Note how when you load {terra} you get a conflict warning. There is another package {tidyr} from the tidyverse with a function extract(). We will be using that function, so when we call it, we will use terra::extract() to be specific.

The maximum temperature dataset is from Wordclim data. To download it with R, I used the package {geodata} and the function worldclim_country(). See the script here.

library(terra)
tmax = rast()
tmax

Notice, how this dataset is printed. Raster datasets in R are represented as matrices and arrays (remember Practical 1?). The print method is a specific way to print objects from the terra package.

  1. Note that there are 12 layers in this dataset. These correspond to the 12 months in the year. We can change the names of the layers with:
# you don't need to change anything here!
names(tmax) = month.abb
  1. We are interested in the summer months (June, July, August, September). Let’s get the mean tmax for these months.
tmax_mean = mean(tmax[[c(...)]]) # add the summer months to subset.

To subset layers with a terra object we use [[. The mean() function applied to terra objects returns another raster. It applies the function per pixel. In this way you can do raster algebra!

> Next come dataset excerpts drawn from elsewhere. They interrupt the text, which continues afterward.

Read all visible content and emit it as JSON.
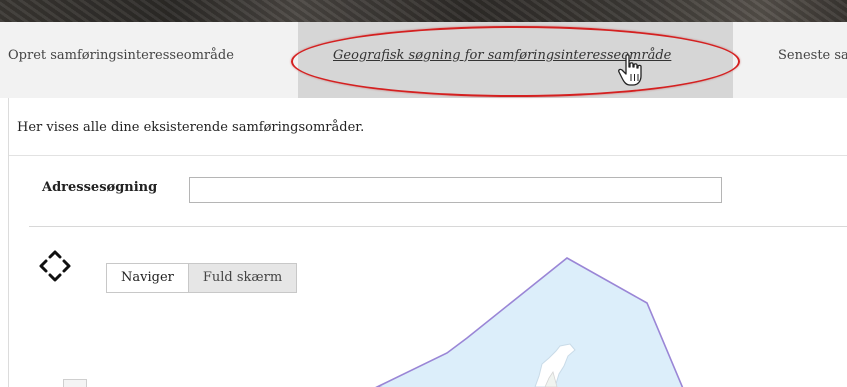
{
  "tabs": [
    {
      "label": "Opret samføringsinteresseområde"
    },
    {
      "label": "Geografisk søgning for samføringsinteresseområde"
    },
    {
      "label": "Seneste sa"
    }
  ],
  "intro_text": "Her vises alle dine eksisterende samføringsområder.",
  "address_search": {
    "label": "Adressesøgning",
    "value": "",
    "placeholder": ""
  },
  "map": {
    "buttons": {
      "navigate": "Naviger",
      "fullscreen": "Fuld skærm"
    },
    "area_fill": "#dceefa",
    "area_stroke": "#9a86d6"
  },
  "colors": {
    "highlight_ellipse": "#d42020",
    "active_tab_bg": "#d6d6d6"
  }
}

  1. Now, let’s actually add the temperature information to the hut dataset. We can use the terra::extract() function to do this.
# We need to add the `terra::` in front of the function 
# because of the conflict with the package tidyr
# The first argument is the raster object and 
# the second one can be an sf object.
# You can include the huts_enrich object here.
tmax_mean_huts = terra::extract()

If you print this data you will notice that this is a data frame with the exact number of points as the sf object. The order is the same as the one in your dataset. Therefore, you can add this information directly as a new column to the “huts_enrich” dataset.

Did you get a warning? Even if you did not transform your temperature to the correct CRS, the transformation was done internally by {terra}.

# add the summer mean tmax here, note that it is the second column in the data
huts_enrich = huts_enrich |> 
  mutate(tmax_summer = ) 
Checkpoint

Up to this point, your enriched dataset should have mean “tmax” temperatures between 1.15 °C and 21.4 °C.

# Write code to verify that the tmax_summer column in 
# the huts_enrich dataset ranges between the above values

Part 4: Find the dream summer hut!

Remember Lucia? She is very excited to find the perfect hut for her. Now that you have a clean and enriched dataset, you can help her find it!

Here are her requirements:

  • The hut should be at a good enough altitude to enjoy the views, she thinks huts above 800 m should be good enough!
  • Temperature is also an important factor for Lucia. She wants to escape the heat from the valley but not freeze at the top! The maximum temperature should be higher than 15 °C on average over the summer months.
  • She wants to stay in a small hut, nothing with too many other guests (otherwise it gets so hot!), but she doesn’t want to be completely alone either. Something between 10 and 30 overall capacity sounds good for her.
  • She needs to be sure she can actually eat at the hut, are there huts with restaurants?
  • She will start close to the train station and doesn’t want to drive long… what is the closest hut from Salzburg Hbf?

Hints for the last point…

  • You can find distances with sf::st_distance(). Create a sf object as sbg_hbf = st_sfc(st_point(c("x", "y")), crs = "EPSG").
  • Don’t forget to handle the CRS correctly! (Set CRS and transform).
  • You may want to create a new column first and then filter on it…

Use your huts_enrich object and filter for Lucia’s requirements. After filtering, you should have only one hut as a result.

result = huts_enrich |> 
  filter(...) 

Where is the hut located? Make an interactive map!

mapview(result)
Solution 🎉

Write the name and region of the hut here!

Upload the .qmd and PDF to Blackboard (don’t forget to add all your teammates/your name(s)!). The first team receives an extra point each in class participation 🏃